Qatar is shrugging off Saudi Arabia's reported plans to block the completion of a $3.5 billion natural gas pipeline that's eight years in the making. Saudi Arabia reportedly said last week that the pipeline - due to bring gas from Qatar to the UAE - crossed its underwater territory and that it would object to it. A senior Qatar energy official dismissed these reports.
The undersea pipeline "cannot be constructed without the agreement of the kingdom,'' according to a July 8 memo faxed by the Saudi government to the National Bank of Abu Dhabi, which is involved in financing the link. The UAE controlled venture in a statement today said the pipeline is almost complete and runs "exclusively'' in Qatar and emirati waters.
"We don't think it is very serious. We have been working for a long time on this, and too much expenditure has been made," the official was quoted as saying by the regional Zawya Dow Jones news service on Tuesday.
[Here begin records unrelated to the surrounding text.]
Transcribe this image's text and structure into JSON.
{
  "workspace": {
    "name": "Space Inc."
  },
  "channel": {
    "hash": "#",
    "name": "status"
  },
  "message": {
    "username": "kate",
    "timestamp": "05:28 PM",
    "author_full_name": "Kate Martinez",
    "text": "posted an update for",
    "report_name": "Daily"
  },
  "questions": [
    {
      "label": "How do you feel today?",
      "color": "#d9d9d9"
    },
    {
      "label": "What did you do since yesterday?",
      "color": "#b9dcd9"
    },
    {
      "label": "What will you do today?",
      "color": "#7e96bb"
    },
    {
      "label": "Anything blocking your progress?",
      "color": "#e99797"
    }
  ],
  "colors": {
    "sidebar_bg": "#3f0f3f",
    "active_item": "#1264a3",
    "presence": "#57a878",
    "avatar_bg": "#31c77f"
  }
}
The sub-sea pipeline is being laid by Dolphin Energy and is 51 percent owned by Abu Dhabi, along with U.S.-based Occidental Petroleum and France-based Total. It is due to provide 2 billion cubic feet of gas a day from Qatar to the UAE and Oman by 2007.
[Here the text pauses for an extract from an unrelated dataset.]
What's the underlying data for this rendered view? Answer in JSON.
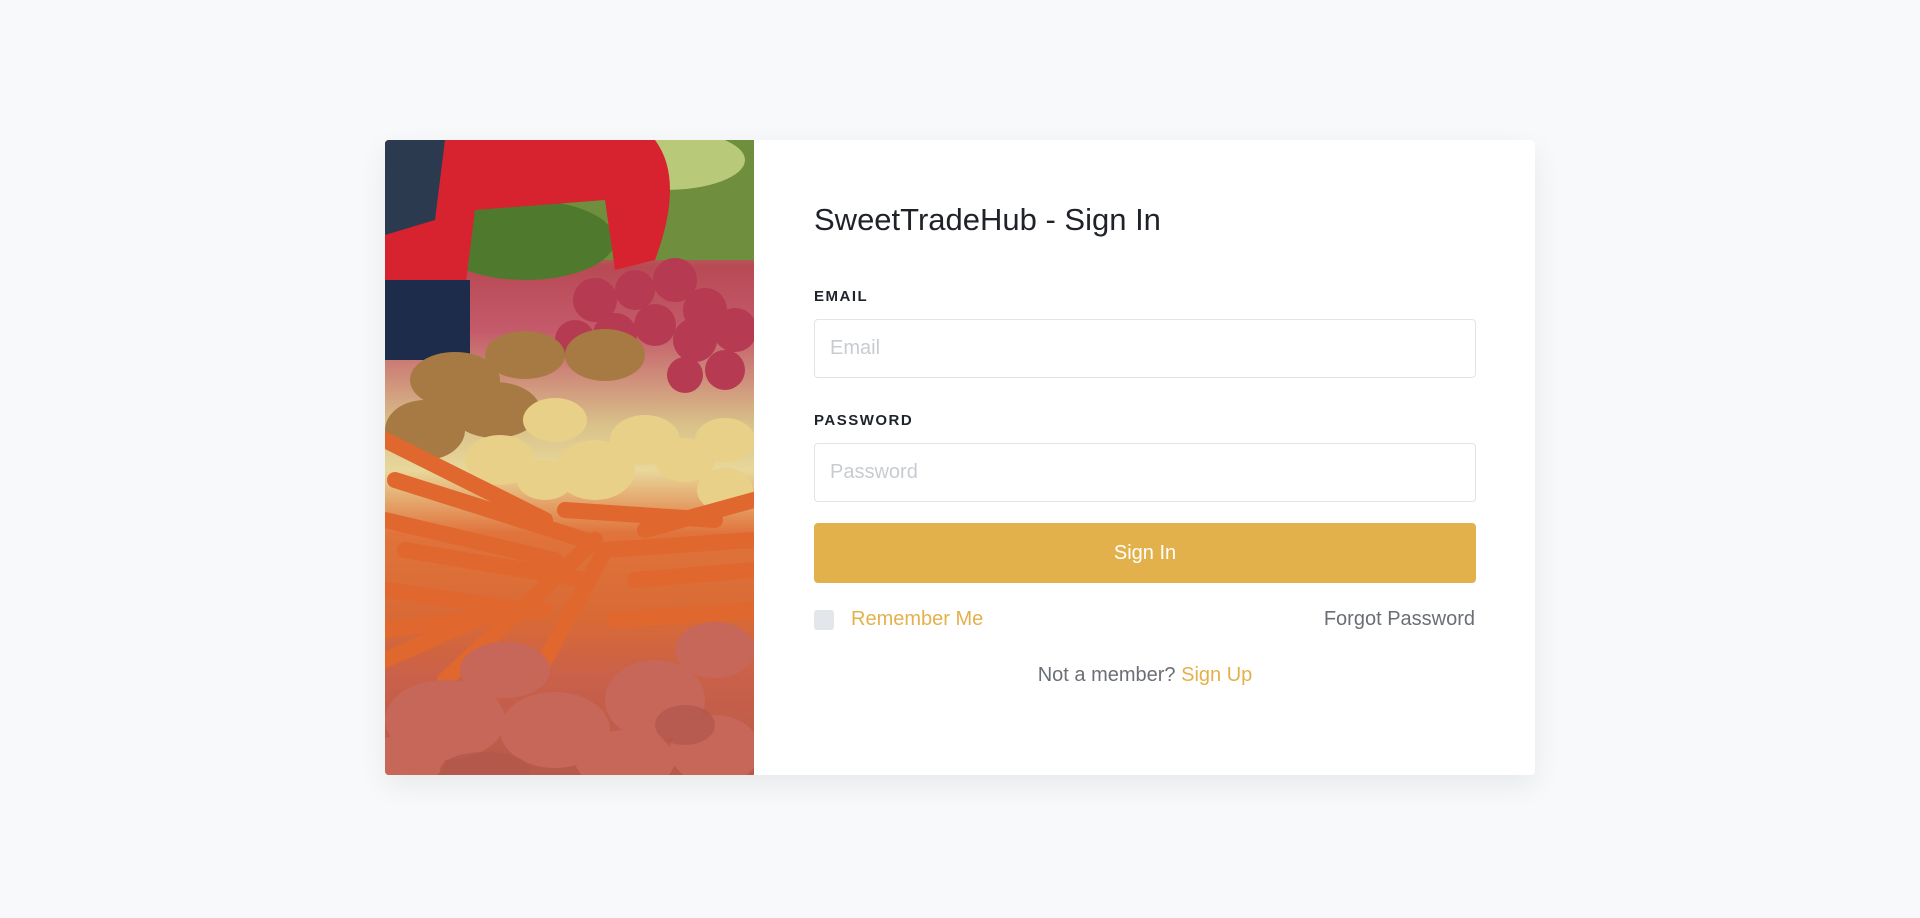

This isn't the first time Saudi Arabia has intervened in regional energy projects. The kingdom's objection to Qatari exports of natural gas to Kuwait through a pipeline that would have gone through its waters helped derail the project.
Saudi Arabia has criticized Qatar over its al-Jazeera television channel for hosting critics of the Saudi government. The kingdom and the UAE also have a disagreement over border demarcations, which were drawn up in 1974, giving the kingdom a greater share of the 17 billion-barrel Shaybah oil field that straddles the two neighboring countries.